Ahmet Sever’den Can Dündar’a mektup
Ahmet Sever: "Dünün mağdurlarının bugün sana karşı ne kadar acımasız ve insafsız saldırılarını görünce gerçekten ne diyeceğimi bilemiyorum."
11. Cumhurbaşkanı Abdullah Gül’ün 12 yıl başdanışmanlığını yapan gazeteci Ahmet Sever, Silivri Cezaevi’nde bulunan Cumhuriyet Gazetesi Genel Yayın Yönetmeni Can Dündar’a mektup yazdı. Sever, “Dünün mağdurlarının bugün sana karşı ne kadar acımasız ve insafsız saldırılarını görünce gerçekten ne diyeceğimi bilemiyorum” dedi.
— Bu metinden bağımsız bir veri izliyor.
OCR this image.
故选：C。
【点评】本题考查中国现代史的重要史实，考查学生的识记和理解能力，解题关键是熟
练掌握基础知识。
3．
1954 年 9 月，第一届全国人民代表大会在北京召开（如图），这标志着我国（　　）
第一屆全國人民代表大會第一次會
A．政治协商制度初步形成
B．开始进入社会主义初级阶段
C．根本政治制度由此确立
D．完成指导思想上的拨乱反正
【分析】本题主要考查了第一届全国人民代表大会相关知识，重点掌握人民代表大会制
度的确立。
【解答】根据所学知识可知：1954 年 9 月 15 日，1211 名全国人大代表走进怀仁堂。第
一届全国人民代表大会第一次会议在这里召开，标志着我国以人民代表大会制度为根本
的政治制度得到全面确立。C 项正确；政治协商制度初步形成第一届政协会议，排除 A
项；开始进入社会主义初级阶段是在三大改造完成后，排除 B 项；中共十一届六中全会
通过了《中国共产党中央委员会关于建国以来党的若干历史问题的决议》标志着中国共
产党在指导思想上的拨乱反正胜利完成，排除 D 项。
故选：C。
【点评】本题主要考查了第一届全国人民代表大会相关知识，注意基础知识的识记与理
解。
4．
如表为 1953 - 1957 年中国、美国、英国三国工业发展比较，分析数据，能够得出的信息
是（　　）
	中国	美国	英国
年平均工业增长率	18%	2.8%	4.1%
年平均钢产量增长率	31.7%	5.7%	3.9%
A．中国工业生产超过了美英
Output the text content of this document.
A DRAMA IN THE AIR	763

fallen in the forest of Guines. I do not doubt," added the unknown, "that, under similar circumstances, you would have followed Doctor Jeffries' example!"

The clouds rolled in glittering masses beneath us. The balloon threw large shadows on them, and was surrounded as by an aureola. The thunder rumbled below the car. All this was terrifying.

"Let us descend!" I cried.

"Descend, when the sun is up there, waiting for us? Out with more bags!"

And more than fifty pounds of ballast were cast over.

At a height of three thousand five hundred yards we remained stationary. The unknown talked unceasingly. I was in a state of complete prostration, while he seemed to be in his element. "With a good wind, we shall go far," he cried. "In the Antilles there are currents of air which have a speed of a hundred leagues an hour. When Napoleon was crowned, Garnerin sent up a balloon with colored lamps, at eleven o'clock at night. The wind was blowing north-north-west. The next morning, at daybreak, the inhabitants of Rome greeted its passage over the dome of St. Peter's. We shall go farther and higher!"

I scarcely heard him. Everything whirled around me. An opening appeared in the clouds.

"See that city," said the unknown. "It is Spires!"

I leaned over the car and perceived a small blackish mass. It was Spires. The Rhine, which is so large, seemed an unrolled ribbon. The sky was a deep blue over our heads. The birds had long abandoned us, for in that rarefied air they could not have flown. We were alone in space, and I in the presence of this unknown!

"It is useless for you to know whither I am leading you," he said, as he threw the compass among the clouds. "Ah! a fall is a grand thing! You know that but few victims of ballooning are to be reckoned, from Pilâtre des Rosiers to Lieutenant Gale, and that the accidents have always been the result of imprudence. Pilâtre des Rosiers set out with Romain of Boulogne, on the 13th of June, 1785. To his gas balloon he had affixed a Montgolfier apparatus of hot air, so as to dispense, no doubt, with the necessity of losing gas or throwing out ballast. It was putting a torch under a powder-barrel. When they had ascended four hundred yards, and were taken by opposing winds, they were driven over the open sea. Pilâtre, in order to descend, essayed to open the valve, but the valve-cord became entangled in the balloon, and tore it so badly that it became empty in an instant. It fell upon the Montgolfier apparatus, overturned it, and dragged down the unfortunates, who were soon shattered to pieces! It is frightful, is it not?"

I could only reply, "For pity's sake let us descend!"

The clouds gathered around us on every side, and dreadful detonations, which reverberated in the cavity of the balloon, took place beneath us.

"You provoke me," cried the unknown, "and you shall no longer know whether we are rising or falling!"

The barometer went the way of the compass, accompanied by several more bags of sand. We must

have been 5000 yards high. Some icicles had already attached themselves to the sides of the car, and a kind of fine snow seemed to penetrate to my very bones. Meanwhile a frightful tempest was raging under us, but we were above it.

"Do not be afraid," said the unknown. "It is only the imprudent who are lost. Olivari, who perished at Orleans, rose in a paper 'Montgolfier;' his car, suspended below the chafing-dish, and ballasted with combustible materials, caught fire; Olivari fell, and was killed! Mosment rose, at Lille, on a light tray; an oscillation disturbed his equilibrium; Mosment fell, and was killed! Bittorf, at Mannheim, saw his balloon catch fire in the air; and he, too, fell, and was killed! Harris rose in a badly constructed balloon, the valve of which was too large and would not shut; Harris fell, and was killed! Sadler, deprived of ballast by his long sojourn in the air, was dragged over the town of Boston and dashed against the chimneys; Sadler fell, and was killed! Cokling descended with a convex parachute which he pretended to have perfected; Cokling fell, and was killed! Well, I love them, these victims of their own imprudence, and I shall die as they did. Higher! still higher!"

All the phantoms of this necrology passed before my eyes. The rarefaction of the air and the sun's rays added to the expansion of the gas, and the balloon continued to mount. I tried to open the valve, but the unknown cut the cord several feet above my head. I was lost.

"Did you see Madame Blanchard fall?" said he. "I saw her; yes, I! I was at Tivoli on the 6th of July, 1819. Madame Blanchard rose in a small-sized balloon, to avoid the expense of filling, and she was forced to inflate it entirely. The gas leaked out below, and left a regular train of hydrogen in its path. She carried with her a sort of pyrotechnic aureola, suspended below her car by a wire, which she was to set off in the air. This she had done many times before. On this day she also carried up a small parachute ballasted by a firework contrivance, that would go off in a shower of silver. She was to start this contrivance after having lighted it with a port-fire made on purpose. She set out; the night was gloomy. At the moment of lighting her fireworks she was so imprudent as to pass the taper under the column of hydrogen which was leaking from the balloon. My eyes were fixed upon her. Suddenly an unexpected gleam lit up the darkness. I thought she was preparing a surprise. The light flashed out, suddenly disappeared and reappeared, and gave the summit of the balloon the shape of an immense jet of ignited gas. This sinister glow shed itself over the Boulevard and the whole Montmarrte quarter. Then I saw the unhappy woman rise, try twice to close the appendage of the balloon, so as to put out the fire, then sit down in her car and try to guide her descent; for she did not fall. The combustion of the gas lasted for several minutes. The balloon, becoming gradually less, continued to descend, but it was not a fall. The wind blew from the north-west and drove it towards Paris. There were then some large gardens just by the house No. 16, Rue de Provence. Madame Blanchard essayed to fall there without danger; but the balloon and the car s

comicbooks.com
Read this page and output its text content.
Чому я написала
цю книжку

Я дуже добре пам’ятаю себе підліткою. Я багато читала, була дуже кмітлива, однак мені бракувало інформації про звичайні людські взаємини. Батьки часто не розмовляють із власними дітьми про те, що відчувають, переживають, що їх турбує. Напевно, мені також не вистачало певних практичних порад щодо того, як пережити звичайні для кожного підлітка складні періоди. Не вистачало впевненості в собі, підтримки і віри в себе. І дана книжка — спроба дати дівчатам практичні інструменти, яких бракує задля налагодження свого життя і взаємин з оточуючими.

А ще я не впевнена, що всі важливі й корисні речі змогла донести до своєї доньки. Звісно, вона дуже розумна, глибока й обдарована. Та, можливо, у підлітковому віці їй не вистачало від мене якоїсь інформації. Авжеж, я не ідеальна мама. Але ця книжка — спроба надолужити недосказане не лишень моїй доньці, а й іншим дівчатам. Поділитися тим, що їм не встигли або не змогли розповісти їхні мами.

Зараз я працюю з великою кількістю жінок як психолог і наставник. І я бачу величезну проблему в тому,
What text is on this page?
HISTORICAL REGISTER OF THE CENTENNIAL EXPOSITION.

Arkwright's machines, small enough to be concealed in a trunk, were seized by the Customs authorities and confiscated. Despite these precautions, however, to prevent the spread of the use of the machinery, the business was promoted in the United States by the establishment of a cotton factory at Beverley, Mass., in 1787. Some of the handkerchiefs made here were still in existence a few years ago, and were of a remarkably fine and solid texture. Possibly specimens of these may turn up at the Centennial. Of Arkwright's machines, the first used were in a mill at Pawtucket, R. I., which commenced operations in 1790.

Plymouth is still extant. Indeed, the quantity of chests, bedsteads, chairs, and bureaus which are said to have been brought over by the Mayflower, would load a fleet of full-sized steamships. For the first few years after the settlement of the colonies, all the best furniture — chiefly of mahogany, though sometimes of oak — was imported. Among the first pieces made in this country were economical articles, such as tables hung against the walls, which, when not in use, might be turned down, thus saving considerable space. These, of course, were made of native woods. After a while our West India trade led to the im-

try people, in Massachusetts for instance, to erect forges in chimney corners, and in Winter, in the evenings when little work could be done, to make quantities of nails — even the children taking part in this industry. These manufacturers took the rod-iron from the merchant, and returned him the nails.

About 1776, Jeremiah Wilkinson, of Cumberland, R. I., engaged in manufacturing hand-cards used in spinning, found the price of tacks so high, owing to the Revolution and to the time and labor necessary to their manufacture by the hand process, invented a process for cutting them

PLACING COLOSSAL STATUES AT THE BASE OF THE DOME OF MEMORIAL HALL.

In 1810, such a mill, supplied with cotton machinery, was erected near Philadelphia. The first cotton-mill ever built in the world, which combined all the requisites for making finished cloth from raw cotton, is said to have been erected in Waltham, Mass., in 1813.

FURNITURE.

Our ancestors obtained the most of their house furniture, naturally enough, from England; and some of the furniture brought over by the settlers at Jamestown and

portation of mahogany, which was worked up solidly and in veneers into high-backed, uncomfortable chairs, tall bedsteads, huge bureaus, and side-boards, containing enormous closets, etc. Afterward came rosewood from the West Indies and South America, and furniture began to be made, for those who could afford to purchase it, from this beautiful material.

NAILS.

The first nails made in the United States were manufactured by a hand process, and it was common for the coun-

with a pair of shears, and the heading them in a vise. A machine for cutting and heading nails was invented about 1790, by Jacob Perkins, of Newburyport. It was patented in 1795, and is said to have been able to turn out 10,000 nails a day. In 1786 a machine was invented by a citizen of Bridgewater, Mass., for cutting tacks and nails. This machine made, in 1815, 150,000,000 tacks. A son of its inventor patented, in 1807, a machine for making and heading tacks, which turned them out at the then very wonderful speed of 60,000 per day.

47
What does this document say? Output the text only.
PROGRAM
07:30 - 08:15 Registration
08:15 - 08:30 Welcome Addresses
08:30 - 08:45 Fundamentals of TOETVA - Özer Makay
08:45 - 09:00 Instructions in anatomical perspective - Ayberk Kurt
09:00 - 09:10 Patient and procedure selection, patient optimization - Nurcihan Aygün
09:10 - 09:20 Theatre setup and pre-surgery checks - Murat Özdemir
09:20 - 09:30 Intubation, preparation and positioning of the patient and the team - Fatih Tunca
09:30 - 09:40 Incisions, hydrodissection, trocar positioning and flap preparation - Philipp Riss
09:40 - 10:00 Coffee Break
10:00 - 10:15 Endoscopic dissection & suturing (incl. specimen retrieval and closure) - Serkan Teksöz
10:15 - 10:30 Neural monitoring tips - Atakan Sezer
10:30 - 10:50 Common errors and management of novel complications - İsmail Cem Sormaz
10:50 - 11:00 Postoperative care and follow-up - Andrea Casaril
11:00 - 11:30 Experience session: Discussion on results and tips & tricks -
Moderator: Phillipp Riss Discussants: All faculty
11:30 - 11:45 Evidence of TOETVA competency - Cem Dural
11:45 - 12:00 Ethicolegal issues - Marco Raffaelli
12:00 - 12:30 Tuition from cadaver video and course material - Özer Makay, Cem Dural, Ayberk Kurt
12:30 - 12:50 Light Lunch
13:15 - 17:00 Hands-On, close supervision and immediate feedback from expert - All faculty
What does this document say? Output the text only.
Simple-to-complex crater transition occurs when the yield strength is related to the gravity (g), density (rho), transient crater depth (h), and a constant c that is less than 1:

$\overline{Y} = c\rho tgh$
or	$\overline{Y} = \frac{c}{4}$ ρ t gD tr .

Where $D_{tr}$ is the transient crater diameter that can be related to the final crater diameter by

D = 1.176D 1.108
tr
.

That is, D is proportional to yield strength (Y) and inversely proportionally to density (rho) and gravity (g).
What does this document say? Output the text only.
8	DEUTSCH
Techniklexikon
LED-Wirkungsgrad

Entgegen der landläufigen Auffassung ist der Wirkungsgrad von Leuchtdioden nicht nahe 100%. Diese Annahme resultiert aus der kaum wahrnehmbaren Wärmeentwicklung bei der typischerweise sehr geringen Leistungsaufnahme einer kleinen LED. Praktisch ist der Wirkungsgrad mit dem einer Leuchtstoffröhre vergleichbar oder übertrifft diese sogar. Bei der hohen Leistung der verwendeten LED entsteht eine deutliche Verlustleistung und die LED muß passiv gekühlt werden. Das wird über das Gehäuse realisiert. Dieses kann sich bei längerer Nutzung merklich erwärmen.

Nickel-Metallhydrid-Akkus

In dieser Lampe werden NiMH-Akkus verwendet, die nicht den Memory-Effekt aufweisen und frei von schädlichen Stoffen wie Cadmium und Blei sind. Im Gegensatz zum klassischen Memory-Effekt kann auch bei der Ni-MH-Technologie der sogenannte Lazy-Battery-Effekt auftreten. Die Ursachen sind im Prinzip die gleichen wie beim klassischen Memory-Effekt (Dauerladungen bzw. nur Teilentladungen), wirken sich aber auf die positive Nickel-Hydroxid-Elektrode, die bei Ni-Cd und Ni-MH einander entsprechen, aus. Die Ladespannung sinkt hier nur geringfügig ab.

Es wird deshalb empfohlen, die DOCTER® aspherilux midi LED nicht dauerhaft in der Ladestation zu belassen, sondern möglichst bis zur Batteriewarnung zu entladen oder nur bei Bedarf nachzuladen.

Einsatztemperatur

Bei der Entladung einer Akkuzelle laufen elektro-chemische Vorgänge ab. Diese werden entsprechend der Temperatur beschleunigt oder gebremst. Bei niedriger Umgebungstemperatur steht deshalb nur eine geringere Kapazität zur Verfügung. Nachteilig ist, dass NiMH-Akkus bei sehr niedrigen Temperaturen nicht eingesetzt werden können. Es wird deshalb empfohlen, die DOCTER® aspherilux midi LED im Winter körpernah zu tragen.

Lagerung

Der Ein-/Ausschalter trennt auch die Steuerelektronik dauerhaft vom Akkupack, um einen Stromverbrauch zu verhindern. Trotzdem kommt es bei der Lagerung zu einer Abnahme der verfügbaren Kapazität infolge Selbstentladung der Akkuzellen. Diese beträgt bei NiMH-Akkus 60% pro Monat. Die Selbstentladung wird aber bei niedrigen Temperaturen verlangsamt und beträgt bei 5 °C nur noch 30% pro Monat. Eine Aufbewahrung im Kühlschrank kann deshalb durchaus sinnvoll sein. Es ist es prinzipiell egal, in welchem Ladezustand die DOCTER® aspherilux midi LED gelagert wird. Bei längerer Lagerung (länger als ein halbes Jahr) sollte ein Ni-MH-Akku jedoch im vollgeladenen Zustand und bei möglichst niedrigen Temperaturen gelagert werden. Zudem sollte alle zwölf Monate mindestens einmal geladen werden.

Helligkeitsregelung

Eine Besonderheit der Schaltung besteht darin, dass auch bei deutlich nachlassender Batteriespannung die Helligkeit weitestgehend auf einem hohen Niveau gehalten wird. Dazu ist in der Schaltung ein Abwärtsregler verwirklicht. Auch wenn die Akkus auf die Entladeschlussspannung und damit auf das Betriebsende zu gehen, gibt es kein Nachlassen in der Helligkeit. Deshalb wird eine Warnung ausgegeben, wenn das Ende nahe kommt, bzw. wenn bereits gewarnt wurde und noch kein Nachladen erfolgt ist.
Ahmet Sever’in Cumhuriyet gazetesinde yayınlanan mektubu şöyle:
“Can Dostum; Mektubun hüznü ve sevinci bir arada yaşattı bana. İlk dikkatimi çeken mektubun sağ alt köşesindeki “görülmüştür” damgası oldu.
Can, sen bütün gazetecilik hayatın boyunca ne yaptıysan “görülmesi” için yaptın zaten. Onca belgesel, kitap, program, köşe yazısı… Hep “görülmesi, izlenmesi ve okunması” için değil miydi ki?
Can, sen gazeteciliğini asla gizli kapaklı değil “göstere göstere” yaptın. Haber ve yazılarından dolayı “casuslukla” suçlanıyorsun ya, şaka gibi be Can. Güldürmeyen ama kızdıran bir şaka gibi. Göstere göstere “casusluk yapan” ilk gazeteci olarak dünya basın tarihine geçtin bile.
Ama, sen ve Erdem yalnız değilsiniz Can. Hiç yalnız değilsiniz. Bak artık sadece Türkiye değil, tüm dünya size konuşuyor. Bazı siyasi çıkar hesaplarına rağmen insanlık ölmedi. Ses veriyor, tepki gösteriyor.
Ama içeride bazılarının akıl almaz tepkisi var ya Can… O beni çok düşündürüyor ve gerilere götürüyor. Hatırlarsın; sen de ben de dünün “mağdurlarının” yanında yer almıştık. Başörtüsü yasağına, askeri vesayete, parti kapatmalara hep karşı çıkmıştık. Dünün mağdurlarının bugün sana karşı ne kadar acımasız ve insafsız saldırılarını görünce gerçekten ne diyeceğimi bilemiyorum.
Sana yazdığım mektup da “görülmüştür” damgasıyla elinde ulaşacağından kendimi tutarak yazmıştım. Şimdi hiç tutmuyorum. Türkiye ve dünya tarihi göstermiştir ki; sana bunları yaşatan zihniyet her zaman yenilmiş ve vicdanlarda mahkûm olmuştur. Şimdi de öyle olacak, bundan hiç şüphem yok.
Çıktıktan sonra da inadına inadına ve göstere göstere gazetecilik yapmaya devam edeceksin. Hem de daha gür bir sesle ve güçlenmiş olarak.
O güne kadar sevgiyle, umutla hoşçakal Can. Ben de seni gerçekten çok özledim.”